I haven't thought this through fully, but it type checks:
object invariant {
trait Novel[A] {
type Repr[X] <: Novel[X]
def reverse: Repr[A]
def revrev: Repr[A]#Repr[A]
= reverse.reverse
}
class ShortStory[A] extends Novel[A] {
type Repr[X] = ShortStory[X]
def reverse = this
}
val ss = new ShortStory[String]
val ss2: ShortStory[String] = ss.revrev
}
object covariant {
trait Novel[+A] {
type Repr[X] <: Novel[_ <: X]
def reverse: Repr[_ <: A]
def revrev: Repr[_ <: A]#Repr[_ <: A] = reverse.reverse
}
class ShortStory[+A] extends Novel[A] {
type Repr[X] = ShortStory[X]
def reverse = this
}
val ss = new ShortStory[String]
val ss2: ShortStory[String] = ss.revrev
}
EDIT
The co-variant version can be much nicer:
object covariant2 {
trait Novel[+A] {
type Repr[+X] <: Novel[X]
def reverse: Repr[A]
def revrev: Repr[A]#Repr[A] = reverse.reverse
}
class ShortStory[+A] extends Novel[A] {
type Repr[+X] = ShortStory[X]
def reverse = this
}
val ss = new ShortStory[String]
val ss2: ShortStory[String] = ss.revrev
}
After discussions on the Scala mailing list--many thanks to the people there for setting me on the right track!--I think that this is the closest that one can come to a minimal framework. I leave it here for reference, and I'm using a different example because it highlights what is going on better:
abstract class Peano[A,MyType <: Peano[A,MyType]](a: A, f: A=>A) {
self: MyType =>
def newPeano(a: A, f: A=>A): MyType
def succ: MyType = newPeano(f(a),f)
def count(n: Int): MyType = {
if (n<1) this
else if (n==1) succ
else count(n-1).succ
}
def value = a
}
abstract class Peano2[A,MyType <: Peano2[A,MyType]](a: A, f: A=>A, g: A=>A) extends Peano[A,MyType](a,f) {
self: MyType =>
def newPeano2(a: A, f: A=>A, g: A=>A): MyType
def newPeano(a: A, f: A=>A): MyType = newPeano2(a,f,g)
def pred: MyType = newPeano2(g(a),f,g)
def uncount(n: Int): MyType = {
if (n < 1) this
else if (n==1) pred
else uncount(n-1).pred
}
}
The key here is the addition of the MyType type parameter that is a placeholder for the type of the class that we'll really end up with. Each time we inherit, we have to redefine it as a type parameter, and we have add a constructor method that will create a new object of this type.
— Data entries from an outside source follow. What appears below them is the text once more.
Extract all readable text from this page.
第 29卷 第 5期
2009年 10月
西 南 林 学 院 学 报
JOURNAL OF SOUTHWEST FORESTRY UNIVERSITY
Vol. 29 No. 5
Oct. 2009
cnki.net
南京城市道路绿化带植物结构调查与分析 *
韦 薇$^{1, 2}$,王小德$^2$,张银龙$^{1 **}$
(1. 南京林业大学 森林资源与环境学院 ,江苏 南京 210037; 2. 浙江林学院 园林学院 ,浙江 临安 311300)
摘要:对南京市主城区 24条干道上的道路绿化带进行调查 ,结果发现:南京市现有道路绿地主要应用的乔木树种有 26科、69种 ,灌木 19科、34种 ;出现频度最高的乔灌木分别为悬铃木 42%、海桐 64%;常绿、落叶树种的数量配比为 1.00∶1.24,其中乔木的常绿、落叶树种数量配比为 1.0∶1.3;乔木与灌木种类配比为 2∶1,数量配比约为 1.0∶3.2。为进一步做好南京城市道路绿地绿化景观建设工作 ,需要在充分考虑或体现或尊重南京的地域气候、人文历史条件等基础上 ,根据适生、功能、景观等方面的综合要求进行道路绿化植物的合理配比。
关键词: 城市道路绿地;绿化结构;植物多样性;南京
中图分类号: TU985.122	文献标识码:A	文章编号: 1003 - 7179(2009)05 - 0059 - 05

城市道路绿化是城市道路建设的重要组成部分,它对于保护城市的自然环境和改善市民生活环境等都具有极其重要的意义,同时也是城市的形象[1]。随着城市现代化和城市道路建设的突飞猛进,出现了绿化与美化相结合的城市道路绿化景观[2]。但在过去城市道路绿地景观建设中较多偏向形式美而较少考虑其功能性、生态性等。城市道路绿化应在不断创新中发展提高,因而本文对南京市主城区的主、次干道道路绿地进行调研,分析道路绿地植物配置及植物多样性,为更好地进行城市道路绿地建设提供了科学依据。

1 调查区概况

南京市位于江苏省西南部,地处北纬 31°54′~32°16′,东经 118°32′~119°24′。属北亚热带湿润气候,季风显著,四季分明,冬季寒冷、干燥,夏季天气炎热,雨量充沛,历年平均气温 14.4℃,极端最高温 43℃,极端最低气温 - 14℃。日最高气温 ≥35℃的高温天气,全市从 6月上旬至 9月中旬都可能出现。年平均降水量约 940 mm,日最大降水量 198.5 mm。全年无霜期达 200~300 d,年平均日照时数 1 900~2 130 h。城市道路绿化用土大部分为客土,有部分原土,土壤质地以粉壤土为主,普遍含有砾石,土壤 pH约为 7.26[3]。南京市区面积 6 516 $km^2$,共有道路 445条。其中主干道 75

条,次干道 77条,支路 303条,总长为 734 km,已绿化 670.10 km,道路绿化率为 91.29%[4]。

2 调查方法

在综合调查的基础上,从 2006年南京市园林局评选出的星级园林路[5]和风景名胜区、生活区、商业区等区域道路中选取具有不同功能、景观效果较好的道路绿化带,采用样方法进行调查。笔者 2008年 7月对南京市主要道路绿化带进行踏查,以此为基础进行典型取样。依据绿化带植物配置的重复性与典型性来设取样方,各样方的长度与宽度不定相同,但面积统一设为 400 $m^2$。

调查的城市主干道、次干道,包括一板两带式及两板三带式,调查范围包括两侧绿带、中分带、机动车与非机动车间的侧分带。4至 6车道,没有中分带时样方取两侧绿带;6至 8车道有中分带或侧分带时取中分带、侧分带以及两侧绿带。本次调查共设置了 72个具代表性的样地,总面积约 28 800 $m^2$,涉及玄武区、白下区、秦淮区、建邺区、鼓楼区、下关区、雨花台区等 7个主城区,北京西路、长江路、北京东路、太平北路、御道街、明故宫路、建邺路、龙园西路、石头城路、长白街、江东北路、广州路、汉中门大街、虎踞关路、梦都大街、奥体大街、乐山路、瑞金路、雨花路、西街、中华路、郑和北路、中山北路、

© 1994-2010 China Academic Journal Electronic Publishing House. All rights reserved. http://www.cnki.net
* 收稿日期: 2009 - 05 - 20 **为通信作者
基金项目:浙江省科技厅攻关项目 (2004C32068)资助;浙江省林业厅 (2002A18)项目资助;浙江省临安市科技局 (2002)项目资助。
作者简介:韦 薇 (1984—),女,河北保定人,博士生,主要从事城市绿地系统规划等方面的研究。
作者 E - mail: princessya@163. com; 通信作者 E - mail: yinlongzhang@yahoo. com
If the constructor changes, we have to create a new constructor method.
Now when you want to create a class to actually use, you only have to fill in the constructor method with a call to new (and tell the class that it's of its own type):
class Peano2Impl[A](a: A, f: A=>A, g: A=>A) extends Peano2[A,Peano2Impl[A]](a,f,g) {
def newPeano2(a: A, f: A=>A, g: A=>A) = new Peano2Impl[A](a,f,g)
}
and you're off and running:
val p = new Peano2Impl(0L , (x:Long)=>x+1 , (y:Long)=>x-1)
scala> p.succ.value
res0: Long = 1
scala> p.pred.value
res1: Long = -1
scala> p.count(15).uncount(7).value
res2: Long = 8
So, to review, the minimal boilerplate--if you want to include recursive methods, which breaks the other style of answer--is for any methods that return a new copy from outside the class (using new or a factory or whatever) to be left abstract (here, I've boiled everything down to one method that duplicates the constructor), and you have to add the MyType type annotation as shown. Then, at the final step, these new-copy methods have to be instantiated.
This strategy works fine for covariance in A also, except that this particular example doesn't work since f and g are not covariant.